Biomineralization is the process by which living organisms produce minerals, often to harden or stiffen existing tissues. Such minerals are typically either calcium-based, such as calcium carbonate or calcium phosphate, or silicon-based, such as silica. Biomineralization occurs in a wide range of taxa and both extra- and intracellularly.
The most common example of biomineralization is the formation of bone mineral; this process can be traced back to early vertebrates (Liem et al., 1980). The role of biomineralization in skeletal tissue engineering has been extensively reviewed (Dittmar & Bühler, 2006). Other well-studied examples include tooth enamel (Beard & Pradyutomnicksharma, 2009) and coral skeletons (Morse et al., 2011), both of which are composed primarily of calcium carbonate.
Recent years have seen an explosion in our understanding of the molecular mechanisms underlying biomineralization, thanks largely to advances in genomic technologies (De Yoreo & Vázquez-Losada, 2010). This article will provide a brief overview of some key findings in this area before turning to a more detailed discussion of two representative systems: mammalian bone and echinoderm spicules.
Bone is a composite material consisting of hydroxyapatite crystals embedded in an organic matrix. The protein component of this matrix is secreted by osteoblasts, cells that also regulate the deposition and organization of the mineral phase (Parish et al., 2000). Key proteins involved in these processes include osteocalcin (OCN), bone sialoprotein (BSP), and collagen type I—the most abundant protein in bone—all of which have been shown to play essential roles in scaffolding hydroxyapatite deposition (Weber et al., 2002; Grynpas & Kohn 2004).

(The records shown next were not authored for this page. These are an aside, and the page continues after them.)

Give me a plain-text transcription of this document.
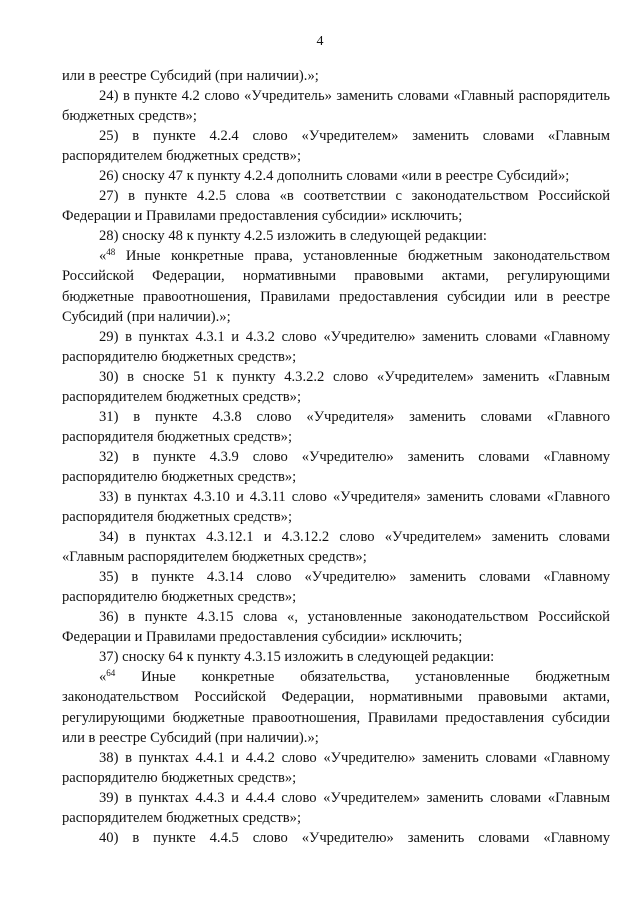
4

или в реестре Субсидий (при наличии).»;

24) в пункте 4.2 слово «Учредитель» заменить словами «Главный распорядитель бюджетных средств»;

25) в пункте 4.2.4 слово «Учредителем» заменить словами «Главным распорядителем бюджетных средств»;

26) сноску 47 к пункту 4.2.4 дополнить словами «или в реестре Субсидий»;

27) в пункте 4.2.5 слова «в соответствии с законодательством Российской Федерации и Правилами предоставления субсидии» исключить;

28) сноску 48 к пункту 4.2.5 изложить в следующей редакции:

«$^{48}$ Иные конкретные права, установленные бюджетным законодательством Российской Федерации, нормативными правовыми актами, регулирующими бюджетные правоотношения, Правилами предоставления субсидии или в реестре Субсидий (при наличии).»;

29) в пунктах 4.3.1 и 4.3.2 слово «Учредителю» заменить словами «Главному распорядителю бюджетных средств»;

30) в сноске 51 к пункту 4.3.2.2 слово «Учредителем» заменить «Главным распорядителем бюджетных средств»;

31) в пункте 4.3.8 слово «Учредителя» заменить словами «Главного распорядителя бюджетных средств»;

32) в пункте 4.3.9 слово «Учредителю» заменить словами «Главному распорядителю бюджетных средств»;

33) в пунктах 4.3.10 и 4.3.11 слово «Учредителя» заменить словами «Главного распорядителя бюджетных средств»;

34) в пунктах 4.3.12.1 и 4.3.12.2 слово «Учредителем» заменить словами «Главным распорядителем бюджетных средств»;

35) в пункте 4.3.14 слово «Учредителю» заменить словами «Главному распорядителю бюджетных средств»;

36) в пункте 4.3.15 слова «, установленные законодательством Российской Федерации и Правилами предоставления субсидии» исключить;

37) сноску 64 к пункту 4.3.15 изложить в следующей редакции:

«$^{64}$ Иные конкретные обязательства, установленные бюджетным законодательством Российской Федерации, нормативными правовыми актами, регулирующими бюджетные правоотношения, Правилами предоставления субсидии или в реестре Субсидий (при наличии).»;

38) в пунктах 4.4.1 и 4.4.2 слово «Учредителю» заменить словами «Главному распорядителю бюджетных средств»;

39) в пунктах 4.4.3 и 4.4.4 слово «Учредителем» заменить словами «Главным распорядителем бюджетных средств»;

40) в пункте 4.4.5 слово «Учредителю» заменить словами «Главному
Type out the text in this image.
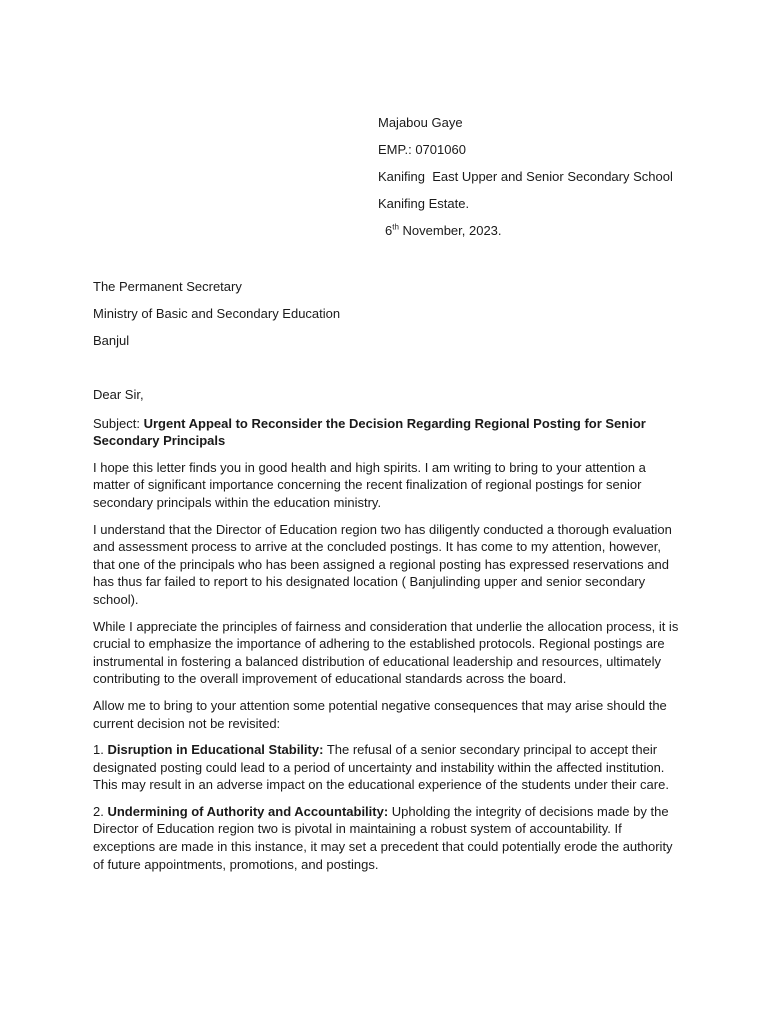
Majabou Gaye
EMP.: 0701060
Kanifing  East Upper and Senior Secondary School
Kanifing Estate.
6th November, 2023.
The Permanent Secretary
Ministry of Basic and Secondary Education
Banjul

Dear Sir,

Subject: Urgent Appeal to Reconsider the Decision Regarding Regional Posting for Senior Secondary Principals

I hope this letter finds you in good health and high spirits. I am writing to bring to your attention a matter of significant importance concerning the recent finalization of regional postings for senior secondary principals within the education ministry.

I understand that the Director of Education region two has diligently conducted a thorough evaluation and assessment process to arrive at the concluded postings. It has come to my attention, however, that one of the principals who has been assigned a regional posting has expressed reservations and has thus far failed to report to his designated location ( Banjulinding upper and senior secondary school).

While I appreciate the principles of fairness and consideration that underlie the allocation process, it is crucial to emphasize the importance of adhering to the established protocols. Regional postings are instrumental in fostering a balanced distribution of educational leadership and resources, ultimately contributing to the overall improvement of educational standards across the board.

Allow me to bring to your attention some potential negative consequences that may arise should the current decision not be revisited:

1. Disruption in Educational Stability: The refusal of a senior secondary principal to accept their designated posting could lead to a period of uncertainty and instability within the affected institution. This may result in an adverse impact on the educational experience of the students under their care.

2. Undermining of Authority and Accountability: Upholding the integrity of decisions made by the Director of Education region two is pivotal in maintaining a robust system of accountability. If exceptions are made in this instance, it may set a precedent that could potentially erode the authority of future appointments, promotions, and postings.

In vitro studies have demonstrated that OCN promotes nucleation and growth of hydroxyapatite crystals through direct interaction with calcium ions (Fukushima et al., 2003; Kitagawa et al., 2005); it has also been shown to bind directly to BSP, thereby providing another link between the organic and mineral phases (Hosoya et al., 2005). Collagen type I serves a similar function: it too binds directly to hydroxyapatite crystals and helps organize their growth into linear arrays parallel to the long axis of the collagen fibril (Weber & Maurer 1993; Chuang et al.). In addition to its structural role, collagen provides sites for cell adhesion during tissue development and regeneration following injury; it also regulates cell proliferation and differentiation via interactions with various signaling molecules (Werner & Grodzinsky 2006).